I will occasionally have teachers ask me, “I have such a preference in green. How do I meet the needs of students who have a preference in Yellow thinking?” Students who have a preference is Conceptual like to think outside the box and are extremely energized by being given time to brainstorm unique ways to solve problems. They also like the “big picture” and learning through experimentation. In fact, these students do not prefer a formal classroom setting.
I am particularly excited about SVVSD’s emphasis on Design Thinking because students are given the opportunity to delve into their yellow thinking, especially in the Ideate phase. In addition, PBL (Problem Based Learning) is another way to get Conceptual thinkers fired up! Here are some additional tips for teaching to students who have a Conceptual Preference:
- Present a variety of options when thinking about the content, process and product of your unit.
- Be sure to give the “big picture” or overview of the lesson.
- Occasionally summarize throughout and at the end of the lesson. Sometimes we get caught up in the details, and the Yellow Attribute is not listening.
- Provide lots of change to prevent this brain from getting bored.
- Supply written directions.
- Use as much color, metaphors and pictures as possible.

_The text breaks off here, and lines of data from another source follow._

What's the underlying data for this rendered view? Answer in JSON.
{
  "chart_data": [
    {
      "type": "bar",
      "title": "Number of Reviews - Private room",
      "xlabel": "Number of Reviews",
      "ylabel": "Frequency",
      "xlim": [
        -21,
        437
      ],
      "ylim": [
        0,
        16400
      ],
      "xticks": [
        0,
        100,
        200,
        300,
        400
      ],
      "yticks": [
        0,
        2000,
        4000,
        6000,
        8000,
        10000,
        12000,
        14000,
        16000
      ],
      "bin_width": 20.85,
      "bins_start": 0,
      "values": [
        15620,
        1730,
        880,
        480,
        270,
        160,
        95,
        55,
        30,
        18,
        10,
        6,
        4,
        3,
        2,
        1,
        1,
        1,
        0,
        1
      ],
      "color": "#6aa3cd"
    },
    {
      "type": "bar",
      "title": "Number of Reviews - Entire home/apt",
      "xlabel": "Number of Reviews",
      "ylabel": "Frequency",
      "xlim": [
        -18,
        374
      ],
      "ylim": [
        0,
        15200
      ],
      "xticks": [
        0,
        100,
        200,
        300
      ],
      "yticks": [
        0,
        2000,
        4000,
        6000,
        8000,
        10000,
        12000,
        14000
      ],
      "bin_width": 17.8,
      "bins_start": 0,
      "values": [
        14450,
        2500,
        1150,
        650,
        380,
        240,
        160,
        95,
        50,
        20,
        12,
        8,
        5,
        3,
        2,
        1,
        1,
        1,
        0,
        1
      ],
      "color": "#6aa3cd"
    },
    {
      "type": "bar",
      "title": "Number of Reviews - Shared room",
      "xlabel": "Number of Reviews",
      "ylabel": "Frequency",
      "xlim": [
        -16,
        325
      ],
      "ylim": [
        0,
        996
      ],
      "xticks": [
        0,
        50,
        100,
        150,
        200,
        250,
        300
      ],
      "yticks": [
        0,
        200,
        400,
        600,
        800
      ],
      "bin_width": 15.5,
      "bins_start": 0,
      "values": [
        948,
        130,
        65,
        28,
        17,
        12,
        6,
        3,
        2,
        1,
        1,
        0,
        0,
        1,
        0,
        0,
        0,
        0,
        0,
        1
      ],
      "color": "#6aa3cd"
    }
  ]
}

- Ask open-ended questions
What are some other ideas you have for meeting the needs of the Conceptual brain?
It can be helpful to reflect on your profile and how it has made itself apparent in your school or your workplace.
- The Analytical Attribute excels at rational thinking and focusing on what needs to get done, relying heavily on facts. It also will give short directives and will delegate certain details.
- The Structural Attribute prefers tradition and clear rules. This attribute excels at bringing order out of chaos and likes to take care of the logistics.
- The Social Attribute cares about the well-being of others, encourages collaboration and is empathic.
- The Conceptual Attribute excels at innovation, sees the big picture, looks into the future and is open to “out-of-the-box” ideas.
- A person in the first-third of Expressiveness is calm, poised and allows others to talk. A person in the third-third of expressiveness walks the halls, is loud and enjoys conversing with others.
- A person in the first third of Assertiveness likes to keep the peace and goes with the flow of the group. A person in the third third of Assertiveness is determined and decisive.
- A person in the first third of Flexibility is focused and has firm beliefs and prefers that others do things his/her way. A person in the third third of Flexibility doesn’t mind change and is open to the suggestions of others.
Whether we are teachers or administrators, it is critical that we take the time to reflect on our strengths and how we might use our preferences to drive the work we do with our colleagues and students.